With forecasts looking bearish through early next month, and with the market continuing to digest the latest government inventory numbers, natural gas futures were trading slightly lower early Friday. The September Nymex contract was down 2.5 cents to $2.134/MMBtu as of 8:30 a.m. ET.
Weather models were mostly unchanged overnight, with some adding a few cooling degree days (CDD) but not enough to erase bearish weather sentiment through early September, according to NatGasWeather.
“A drop under $2.10 means a retest of $2 could be coming unless much hotter weather trends occur,” the forecaster said. “Overall, no major changes to our thinking as the coming pattern simply won’t be hot enough to intimidate, as national forecast CDDs drop to near or below normal, resulting in larger than normal builds that could approach 90 Bcf several weeks earlier than normal.”
This would add to a potentially hefty end-October carryout of close to 3.8 Tcf, NatGasWeather said.
As for this week’s storage report, the Energy Information Administration (EIA) reported a 59 Bcf injection into inventories for the week ending Aug. 16, compared with last year’s 47 Bcf injection and the five-year average injection of 51 Bcf.
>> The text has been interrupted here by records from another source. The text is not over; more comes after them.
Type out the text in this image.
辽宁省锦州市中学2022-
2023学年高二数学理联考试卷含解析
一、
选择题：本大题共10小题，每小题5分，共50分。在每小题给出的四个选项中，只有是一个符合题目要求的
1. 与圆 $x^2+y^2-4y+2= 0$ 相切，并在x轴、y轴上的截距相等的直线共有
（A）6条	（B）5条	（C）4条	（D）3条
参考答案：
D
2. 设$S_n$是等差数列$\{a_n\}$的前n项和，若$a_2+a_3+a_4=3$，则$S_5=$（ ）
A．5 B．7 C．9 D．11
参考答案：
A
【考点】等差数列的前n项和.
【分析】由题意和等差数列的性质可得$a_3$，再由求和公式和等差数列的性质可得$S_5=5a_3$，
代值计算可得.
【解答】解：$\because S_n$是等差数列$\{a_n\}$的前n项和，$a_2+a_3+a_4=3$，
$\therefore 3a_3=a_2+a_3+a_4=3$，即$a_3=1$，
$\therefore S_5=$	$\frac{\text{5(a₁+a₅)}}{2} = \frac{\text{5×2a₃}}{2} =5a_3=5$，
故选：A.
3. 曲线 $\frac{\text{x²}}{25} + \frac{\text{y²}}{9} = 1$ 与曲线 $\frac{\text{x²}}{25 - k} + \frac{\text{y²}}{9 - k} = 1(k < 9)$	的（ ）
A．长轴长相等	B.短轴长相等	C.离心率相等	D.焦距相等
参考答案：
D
Total working gas in storage as of Aug. 16 stood at 2,797 Bcf, which is 369 Bcf more than last year at this time but still 103 Bcf below the five-year average, EIA data show.
After a “small reprieve” last week, this week’s injection showed the market pushing back into “slight oversupply territory” to the tune of about 1 Bcf/d, according to analysts at Tudor, Pickering, Holt & Co. (TPH).
“Year-to-date, 1.7 Tcf of natural gas has been injected into storage caverns across the Lower 48. This compares to historical norms of only 1.3 Tcf (34% higher) and has inflated inventories to a 4% deficit to the five-year average versus 22% when injection season began,” the TPH analysts said.
“It’s our view that the U.S. natural gas market will remain oversupplied in 4Q2019 and 1Q2020 with inventories exiting the year at an 18% surplus to the five-year average.” Prices should “remain under pressure on the assumption that gas volumes continue to ramp (highs of 92.7 Bcf/d this week) into the full start-up” of Kinder Morgan Inc.’s Gulf Coast Express pipeline.
Between surging dry gas production and liquefied natural gas feed gas volumes hitting 6.5 Bcf/d recently, next week’s EIA report “should be an interesting one to watch,” according to the TPH team.
Genscape Inc. analysts viewed the reported 59 Bcf build as implying the market was about 1.2 Bcf/d loose versus the prior five-year average when compared to degree days and normal seasonality.
“With roughly 11 more weeks of injections ahead, current forward curves indicate storage is trending to finish the injection season with about 3,660 Bcf in the ground before winter,” the firm said.
That’s slightly leaner than recent Intercontinental Exchange EIA End of Storage Index futures, which settled Thursday at 3,767 Bcf.
October crude oil futures were trading $1.84 lower at $53.51/bbl at around 8:30 a.m. ET, while September RBOB gasoline was off about 4.2 cents to $1.6255/gal.